The locations include the Roundhouse, the Bernalillo County Metropolitan Detention Center, the Metropolitan Courthouse, the Bernalillo County Courthouse and the Pete V. Domenici United States Courthouse.

"Just making these oversized banners creates a presence, so even though we only have maybe, say, 10 to 15 people in our group working on a particular action, we can have a bigger presence visually because of the way we're framing things," Ho explains. "We're kind of thinking about the online image and the way it circulates."

Fronteristxs began as a series of less informal collaborations between Albuquerque artists and activists, including Bernadine Hernandez and Hazel Batrezchavez, focused on migration and mass incarceration along the US borderlands. One such collaboration includes "Migrant Songs," performed March 2019 at the National Hispanic Cultural Center. Ho created, directed and produced that performance based on testimonies from, she estimates, 40 or 50 migrants. Along with Ho, Ana R. Alonso-Minutti, Candice Hopkins, Raven Chacon, Peter Gilbert and Marya Errin Jones composed the music for the show. Lina Ramos provided musical direction and Diana Delgado worked with Ho on the movement.

In late July 2020, Fronteristxs formed officially with a grant from the Art for Justice Campaign and partnership from organizations such as White Coats for Black and Indigenous Lives, New Mexico Immigrant Law Center, Santa Fe Dreamers Project and, on #NMERBdivest specifically, Teachers Against Child Detention. #NMERB, like the broader #FreeThemAll campaign, reaches an audience worn down by the pandemic, appropriating an electronic billboard—more commonly used for advertising and public service announcements—for an urgent political message that visually and textually connects New Mexico education to the prison industrial complex while insisting on an action: "NMERB Divest!"

The projections on the old county jail brings the physical space of the prison back into the discourse, suggesting "This is the place we're talking about. This is the structure, physical and legal, we want to abolish."

#NMERB encourages New Mexico educators and administrative staff to attend the virtual NMERB investment meeting (1-3 pm Thursday, Aug. 13 and 9 am Friday, Aug. 14) to support divestment from prisons.
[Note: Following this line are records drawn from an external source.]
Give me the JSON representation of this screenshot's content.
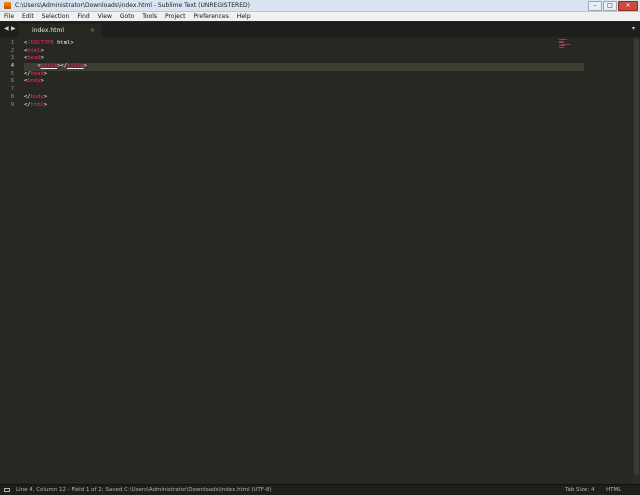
{
  "window": {
    "title": "C:\\Users\\Administrator\\Downloads\\index.html - Sublime Text (UNREGISTERED)",
    "minimize": "–",
    "maximize": "□",
    "close": "✕"
  },
  "menu": [
    "File",
    "Edit",
    "Selection",
    "Find",
    "View",
    "Goto",
    "Tools",
    "Project",
    "Preferences",
    "Help"
  ],
  "tabs": {
    "prev": "◀",
    "next": "▶",
    "active_tab": "index.html",
    "close": "×",
    "menu": "▾"
  },
  "editor": {
    "line_numbers": [
      "1",
      "2",
      "3",
      "4",
      "5",
      "6",
      "7",
      "8",
      "9"
    ],
    "active_line": 4
  },
  "status": {
    "text": "Line 4, Column 12 - Field 1 of 2; Saved C:\\Users\\Administrator\\Downloads\\index.html (UTF-8)",
    "tab_size": "Tab Size: 4",
    "syntax": "HTML"
  },
  "colors": {
    "background": "#272822",
    "tag": "#f92672",
    "text": "#f8f8f2",
    "gutter": "#8f908a"
  }
}
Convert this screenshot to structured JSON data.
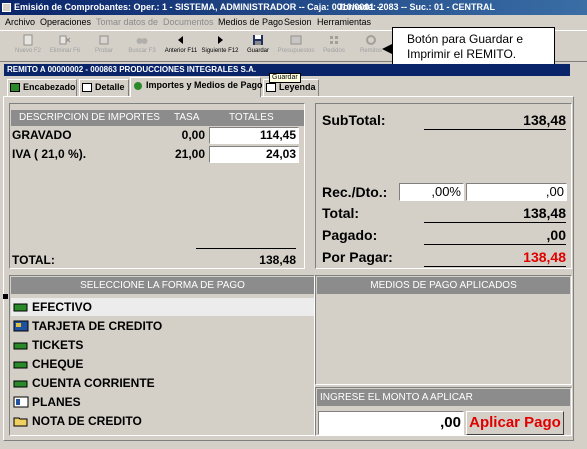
{
  "window": {
    "title": "Emisión de Comprobantes:  Oper.: 1 - SISTEMA, ADMINISTRADOR  -- Caja: 0010/0001  --",
    "title_right": "Jornada: 2083  -- Suc.: 01 - CENTRAL"
  },
  "menu": [
    "Archivo",
    "Operaciones",
    "Tomar datos de",
    "Documentos",
    "Medios de Pago",
    "Sesion",
    "Herramientas"
  ],
  "toolbar": {
    "nuevo": "Nuevo F2",
    "eliminar": "Eliminar F6",
    "probar": "Probar",
    "buscar": "Buscar F3",
    "anterior": "Anterior F11",
    "siguiente": "Siguiente F12",
    "guardar": "Guardar",
    "presupuestos": "Presupuestos",
    "pedidos": "Pedidos",
    "remitos": "Remitos"
  },
  "callout": "Botón para Guardar e Imprimir el REMITO.",
  "tooltip": "Guardar",
  "record_header": "REMITO A  00000002 - 000863  PRODUCCIONES INTEGRALES S.A.",
  "tabs": [
    "Encabezado",
    "Detalle",
    "Importes y Medios de Pago",
    "Leyenda"
  ],
  "importes": {
    "col_desc": "DESCRIPCION DE IMPORTES",
    "col_tasa": "TASA",
    "col_totales": "TOTALES",
    "rows": [
      {
        "desc": "GRAVADO",
        "tasa": "0,00",
        "total": "114,45"
      },
      {
        "desc": "IVA  ( 21,0 %).",
        "tasa": "21,00",
        "total": "24,03"
      }
    ],
    "total_label": "TOTAL:",
    "total_value": "138,48"
  },
  "summary": {
    "subtotal_label": "SubTotal:",
    "subtotal_value": "138,48",
    "recdto_label": "Rec./Dto.:",
    "recdto_pct": ",00%",
    "recdto_value": ",00",
    "total_label": "Total:",
    "total_value": "138,48",
    "pagado_label": "Pagado:",
    "pagado_value": ",00",
    "porpagar_label": "Por Pagar:",
    "porpagar_value": "138,48"
  },
  "forma_pago": {
    "header": "SELECCIONE LA FORMA DE PAGO",
    "items": [
      "EFECTIVO",
      "TARJETA DE CREDITO",
      "TICKETS",
      "CHEQUE",
      "CUENTA CORRIENTE",
      "PLANES",
      "NOTA DE CREDITO"
    ]
  },
  "medios_aplicados": {
    "header": "MEDIOS DE PAGO APLICADOS"
  },
  "monto": {
    "header": "INGRESE EL MONTO A APLICAR",
    "value": ",00",
    "button": "Aplicar Pago"
  },
  "colors": {
    "title_bar": "#0a246a",
    "porpagar": "#e00000",
    "apply_button_text": "#e00000"
  }
}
Though official public comment for the meeting is closed, Fronteristxs organizers believe a strong presence will convince NMERB to pull its investments and attendees may have an opportunity to comment via chat box.

After Friday, Ho says, the collective will continue to push its larger agenda of prison abolition.

"I hope that we can celebrate on Friday because the board will vote to divest," Ho tells SFR," but we will be happy to let this issue go and focus on people still trapped inside detention facilities and still trapped inside prisons and jails, because even without private for-profit prison companies, we still have a problem with mass incarceration and racist policing, even with our public institutions. Our collective is very interested in alternatives to an economy based on prison jobs."

NMERB currently owns more than 57,000 shares in Core Civic and GEO group, which together run more than 130 facilities across the country.